On April 8, Michael Hsu, the chief federal regulator of the nation’s major banks, said that he finds arguments questioning cryptocurrency’s long-term worth “compelling,” while asking for a strong regulatory structure to safeguard consumers and the economy from the risks posed by stablecoins.
“The growth of Web3 and a blockchain-based digital economy are not inevitable,” Hsu, Acting Comptroller of the Currency, stated at Georgetown University’s Institute of International Law, referencing analysis by crypto critics such as Signal founder Moxie Marlinspike and crypto critic Dan Olson.
In a widely read January blog post, Marlinspike argued that Web3 is a flawed concept because decentralised protocols are inherently inefficient and that developers have been drawn to crypto projects not because they solve problems that centralised internet companies cannot, but because they see it as a way to get rich quickly.
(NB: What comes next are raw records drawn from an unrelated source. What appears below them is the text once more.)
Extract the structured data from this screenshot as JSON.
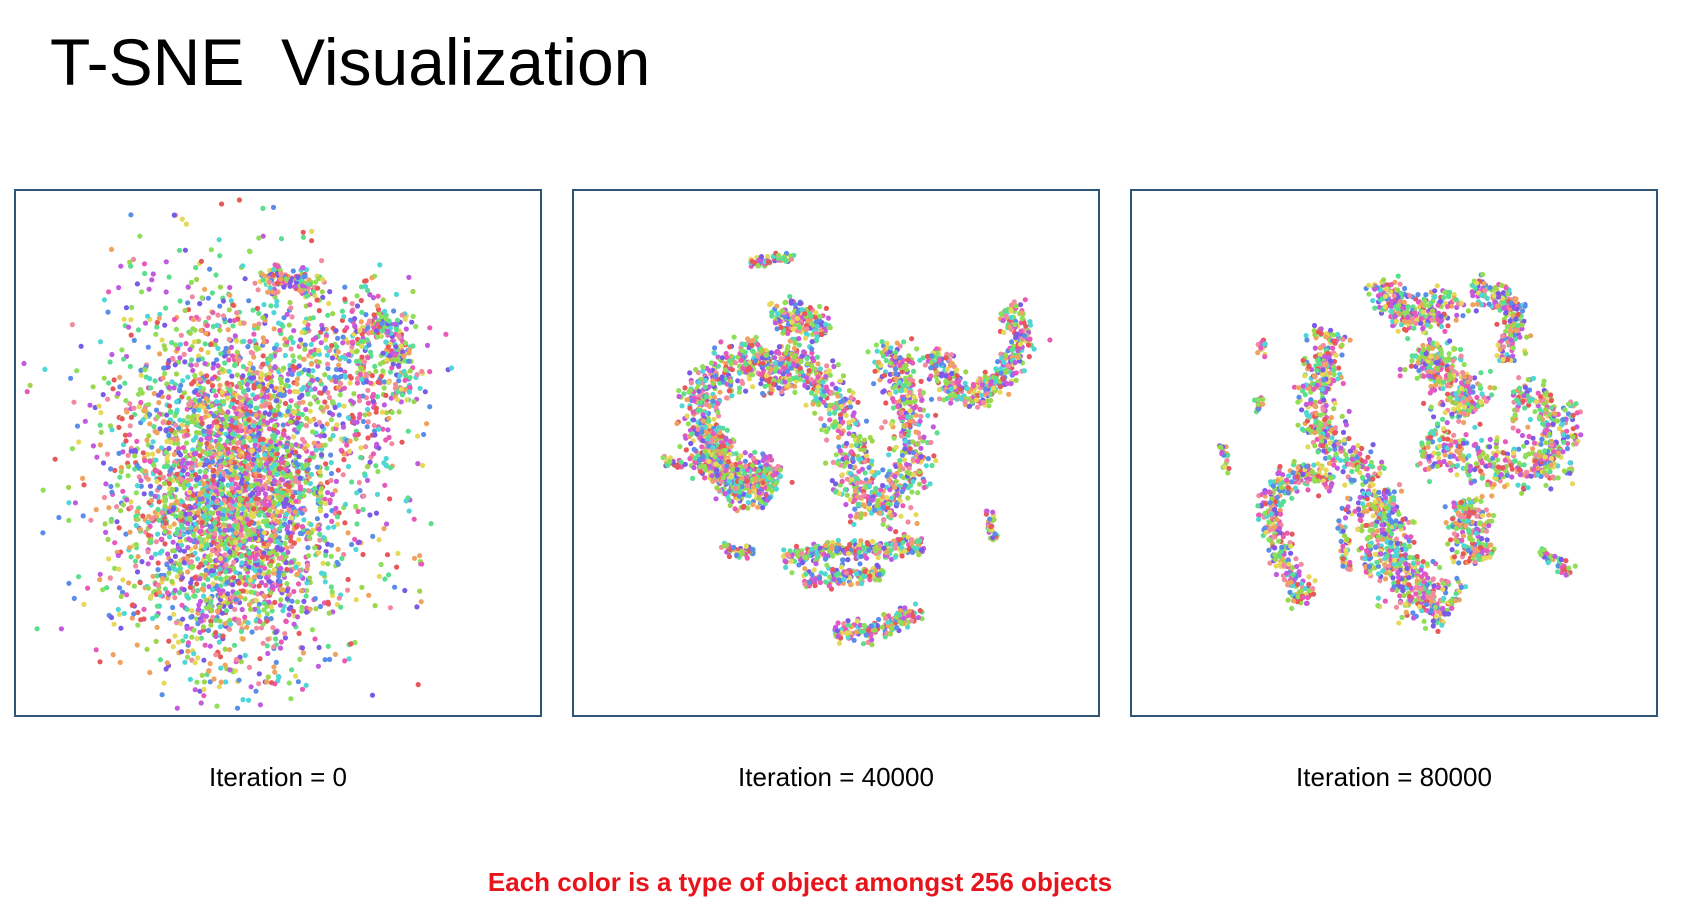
{
  "slide": {
    "title": "T-SNE  Visualization",
    "note": "Each color is a type of object amongst 256 objects"
  },
  "chart_data": [
    {
      "type": "scatter",
      "caption": "Iteration = 0",
      "iteration": 0,
      "title": "",
      "xlabel": "",
      "ylabel": "",
      "grid": false,
      "legend": "none",
      "num_classes": 256,
      "shape": "single dense diffuse blob with loose outlying points"
    },
    {
      "type": "scatter",
      "caption": "Iteration = 40000",
      "iteration": 40000,
      "title": "",
      "xlabel": "",
      "ylabel": "",
      "grid": false,
      "legend": "none",
      "num_classes": 256,
      "shape": "curved serpentine bands with a few separated arcs"
    },
    {
      "type": "scatter",
      "caption": "Iteration = 80000",
      "iteration": 80000,
      "title": "",
      "xlabel": "",
      "ylabel": "",
      "grid": false,
      "legend": "none",
      "num_classes": 256,
      "shape": "many distinct curved clusters radiating around a center"
    }
  ],
  "palette": [
    "#e8575a",
    "#f0a35e",
    "#e6d95a",
    "#8ee05a",
    "#5adf8e",
    "#4fd6d6",
    "#5a8de8",
    "#7a5ae8",
    "#c25ae0",
    "#e85ab8",
    "#f28aa0",
    "#9cd64a"
  ]
}
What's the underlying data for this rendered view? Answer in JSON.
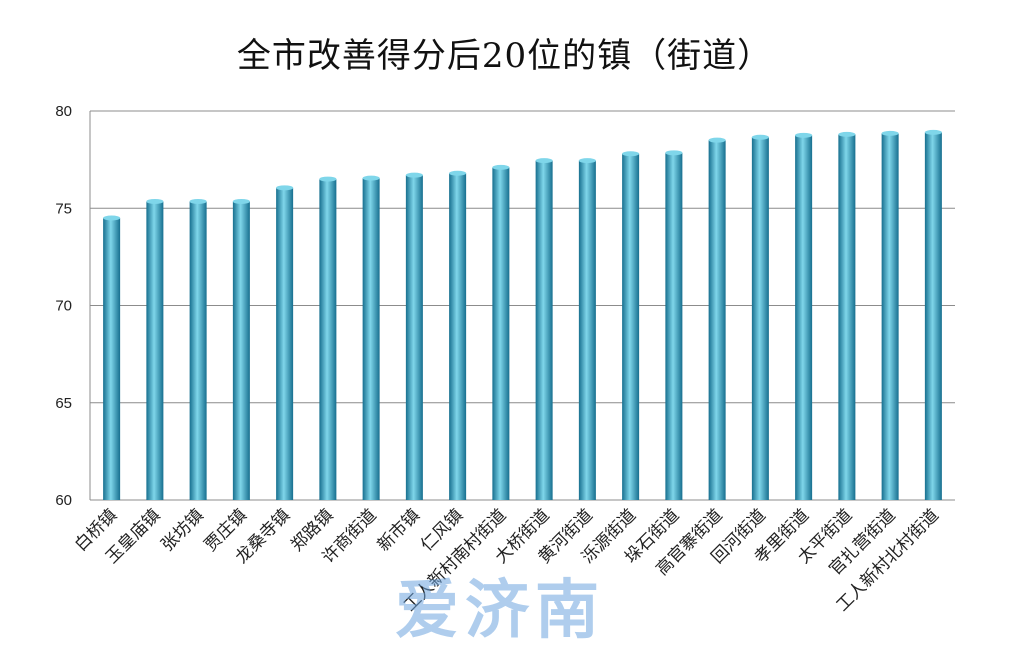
{
  "chart_data": {
    "type": "bar",
    "title": "全市改善得分后20位的镇（街道）",
    "categories": [
      "白桥镇",
      "玉皇庙镇",
      "张坊镇",
      "贾庄镇",
      "龙桑寺镇",
      "郑路镇",
      "许商街道",
      "新市镇",
      "仁风镇",
      "工人新村南村街道",
      "大桥街道",
      "黄河街道",
      "泺源街道",
      "垛石街道",
      "高官寨街道",
      "回河街道",
      "孝里街道",
      "太平街道",
      "官扎营街道",
      "工人新村北村街道"
    ],
    "values": [
      74.5,
      75.35,
      75.35,
      75.35,
      76.05,
      76.5,
      76.55,
      76.7,
      76.8,
      77.1,
      77.45,
      77.45,
      77.8,
      77.85,
      78.5,
      78.65,
      78.75,
      78.8,
      78.85,
      78.9
    ],
    "ylim": [
      60,
      80
    ],
    "yticks": [
      "60",
      "65",
      "70",
      "75",
      "80"
    ],
    "grid": true,
    "legend": "none",
    "bar_color": "#2aa6c8",
    "bar_color_dark": "#176f8f",
    "bar_color_light": "#7fd6ea"
  },
  "watermark": {
    "text": "爱济南",
    "color": "#6ea6e0"
  }
}
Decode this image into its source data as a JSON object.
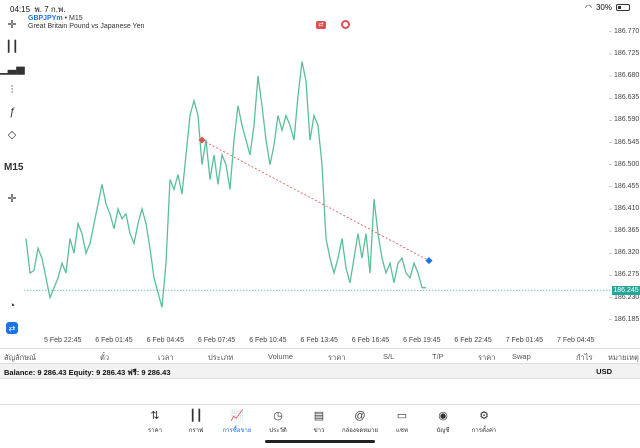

Olson, a video essayist, is the producer of a 2-hour viral cryptocurrency takedown that connects the cryptocurrency mania to the housing bubble that caused the 2008 financial disaster. On YouTube, it has approximately 7 million views.
Hsu followed this metaphor in his statements on Friday, comparing cryptocurrencies and blockchain to the financial derivatives that exacerbated the 2000s economic catastrophe. Derivatives, he claims, actually alleviate issues and assist in better spreading risk, but only when they are effectively regulated.